When you flip a light switch in Western North Carolina, odds are you’re drawing electricity from Progress Energy’s Skyland power plant, which burns mountains of West Virginia coal that comes in by rail. But ever since a dam at the Kingston coal-powered plant near Knoxville failed, spilling more than a billion gallons of toxic coal-ash sludge, similar facilities around the country have come under increased scrutiny.
“More people are asking what we do,” says Asheville Plant Manager Garry Whisnant. The Skyland facility’s much smaller coal-ash pond is well-monitored, says 27-year Progress Energy veteran, and the earthen dam is in good shape (see Xpress blog post “Progress Energy Says Asheville Coal Ash Ponds Safe”).
At the Asheville plant, built in 1964, pulverizers grind the coal, giant fans suck in the air needed for combustion, and humongous turbines generate steam.
Before viewing the pond, however, we get a PowerPoint science lesson from the plant’s environmental coordinator, Laurie Moorhead. Some elements in the coal, such as zinc and molybdenum, don’t burn, she explains. Instead, they melt during combustion and wind up as “bottom ash.” Another process removes toxic gases, and big catalytic converters like the one in your car scrub out the particulates (“fly ash”).
In the scrubber the utility installed in 2000 to meet more stringent Clean Air Act requirements, water and calcium carbonate (limestone) are added to the flue gases, which contain sulfur dioxide and nitrous oxides (SO2 and NOx), Moorhead explains. A limestone-based mixing-and-draining process converts some of the resulting waste to gypsum, which can be sold to wallboard manufacturers.
As we start our walking tour, Whisnant observes that what the plant does is really simple: “You grind coal, you burn coal, you make heat, you turn turbines … you get electricity.” He points out all the equipment mentioned by Moorhead—because speech is impossible amid the racket from the fans.
The control room, though, is eerily quiet. Computer screens detail every aspect of the plant’s operations, including emissions and even requests from headquarters to boost production as a cold front advances into the Carolinas. Like extreme summer weather, this puts the plant on “full load alert,” because energy from burning coal can’t be stored. “We have to burn it as we need it,” Mike Thomas explains.
Outside, we peer up at the “smoke” stack. But what actually billows out is white water vapor, because down below, the scrubber is removing the toxins and coal ash that used to be released into the air.
The cleaning process, though, creates more ash that has to be managed and stored. In a plant that uses a “dry” process, those solid wastes wind up in lined landfills. But the Skyland plant’s “wet” process washes the coal ash into the huge active retaining pond. Most coal-burning plants use the wet process, which is typically cheaper, says Whisnant.
Moorhead also shows off the artificial wetland system that helps filter the wastewater. It drains through a series of lined ponds that use bulrushes, cattails and bacteria to make mercury and other toxins settle out. After a little tumble through a rocky field, the water moves on to a second biological filtering process that removes more mercury, along with iron, manganese and selenium. “It’s a pretty groovy system,” says Moorhead.
After passing through a monitoring station, the water flows on to a small pond located below a dam. Water from the active ash pond also drains into this pond.

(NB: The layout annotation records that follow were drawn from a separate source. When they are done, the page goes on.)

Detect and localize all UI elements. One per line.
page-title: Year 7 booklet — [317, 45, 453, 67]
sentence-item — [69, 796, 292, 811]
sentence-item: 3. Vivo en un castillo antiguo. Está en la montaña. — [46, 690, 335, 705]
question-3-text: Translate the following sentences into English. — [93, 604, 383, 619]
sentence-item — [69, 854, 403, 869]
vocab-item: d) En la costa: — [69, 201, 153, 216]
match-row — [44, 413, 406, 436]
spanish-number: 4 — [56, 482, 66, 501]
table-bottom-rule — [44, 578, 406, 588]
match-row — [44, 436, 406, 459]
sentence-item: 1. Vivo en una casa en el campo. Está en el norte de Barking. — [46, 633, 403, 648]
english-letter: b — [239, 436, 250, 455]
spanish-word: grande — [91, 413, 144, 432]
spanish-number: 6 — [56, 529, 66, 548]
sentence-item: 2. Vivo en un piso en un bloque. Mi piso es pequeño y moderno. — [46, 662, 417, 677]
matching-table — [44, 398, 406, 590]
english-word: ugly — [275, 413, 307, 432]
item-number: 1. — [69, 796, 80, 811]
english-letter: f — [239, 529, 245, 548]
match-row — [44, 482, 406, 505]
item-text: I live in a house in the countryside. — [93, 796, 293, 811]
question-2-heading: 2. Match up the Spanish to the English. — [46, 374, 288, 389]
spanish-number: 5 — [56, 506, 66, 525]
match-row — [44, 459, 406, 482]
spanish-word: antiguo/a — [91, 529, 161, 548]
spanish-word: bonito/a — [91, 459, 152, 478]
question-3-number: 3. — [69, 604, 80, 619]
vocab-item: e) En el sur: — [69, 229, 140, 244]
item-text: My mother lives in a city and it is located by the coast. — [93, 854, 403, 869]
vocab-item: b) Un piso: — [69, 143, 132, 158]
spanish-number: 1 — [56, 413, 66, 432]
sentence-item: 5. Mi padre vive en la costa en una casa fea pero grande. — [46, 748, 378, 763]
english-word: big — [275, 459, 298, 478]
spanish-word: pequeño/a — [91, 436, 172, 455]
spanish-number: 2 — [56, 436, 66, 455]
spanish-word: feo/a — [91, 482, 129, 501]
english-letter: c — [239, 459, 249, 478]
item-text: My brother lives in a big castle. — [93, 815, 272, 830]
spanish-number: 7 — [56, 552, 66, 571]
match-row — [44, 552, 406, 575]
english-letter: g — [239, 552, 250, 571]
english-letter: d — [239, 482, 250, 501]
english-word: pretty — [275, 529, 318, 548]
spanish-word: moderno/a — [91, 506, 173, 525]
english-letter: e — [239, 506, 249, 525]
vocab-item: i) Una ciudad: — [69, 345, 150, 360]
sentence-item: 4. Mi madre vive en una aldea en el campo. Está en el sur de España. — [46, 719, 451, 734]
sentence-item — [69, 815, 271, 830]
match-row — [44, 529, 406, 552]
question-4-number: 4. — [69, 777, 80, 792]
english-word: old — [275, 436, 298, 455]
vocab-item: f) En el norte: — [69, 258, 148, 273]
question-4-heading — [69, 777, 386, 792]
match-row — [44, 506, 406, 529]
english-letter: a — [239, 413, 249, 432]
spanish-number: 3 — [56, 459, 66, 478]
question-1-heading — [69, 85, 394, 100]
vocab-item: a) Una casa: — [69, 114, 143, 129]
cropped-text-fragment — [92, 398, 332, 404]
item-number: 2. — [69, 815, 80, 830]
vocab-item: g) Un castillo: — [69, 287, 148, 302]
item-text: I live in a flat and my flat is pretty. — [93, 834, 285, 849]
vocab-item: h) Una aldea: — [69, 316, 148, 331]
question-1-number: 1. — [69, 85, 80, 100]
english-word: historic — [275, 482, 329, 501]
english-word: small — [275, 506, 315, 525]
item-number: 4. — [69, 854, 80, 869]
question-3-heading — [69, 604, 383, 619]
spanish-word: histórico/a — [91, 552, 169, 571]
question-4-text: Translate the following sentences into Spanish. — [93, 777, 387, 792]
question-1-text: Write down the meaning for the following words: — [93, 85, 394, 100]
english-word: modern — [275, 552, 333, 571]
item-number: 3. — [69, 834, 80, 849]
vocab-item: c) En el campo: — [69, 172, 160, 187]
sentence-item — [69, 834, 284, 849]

Progress Energy has a permit from the state to discharge this water into the French Broad River, she notes. The company regularly samples its effluent and reports the results to the state Division of Water Quality, as required by the Clean Water Act.
We drive down a road between the pond and the wetland to reach the 95-foot dam, which looms over Interstate 26. The highway didn’t exist when the plant was built, notes Whisnant. Looking back toward the plant from the top of the dam, we see water rippled by the wind, cattails growing wild along one bank. A grayish scum collects in a corner of the pond: cenopheres—a hollow, metallic material that contractors collect by boat, haul away and use to make bowling balls and some concretes, says Moorhead.
Some of the ash collects in globs near the pipes; these “clinkers,” as Whisnant calls them, are easily scooped up for reuse as infill in projects such as the Asheville Regional Airport’s ongoing expansion.
But most of the ash settles to the bottom of the pond, where it may sit indefinitely, barring an accident like the one at the Kingston plant. About 80 percent of this toxic sediment is fly ash from the scrubber, says Whisnant.
Asked if we’ll still be getting most of our electricity from fossil fuels such as coal in the future, he muses, “We need a scientific breakthrough [in] battery technology.” Alternatives such as electric cars and solar-power systems are limited by present technology, says Whisnant. “In the meantime, we’re trying to be good stewards for the environment with the process we have.”
He adds that an analysis of the cause of the Kingston plant disaster is being done—and when the conclusions are released, he hopes everyone will learn from them.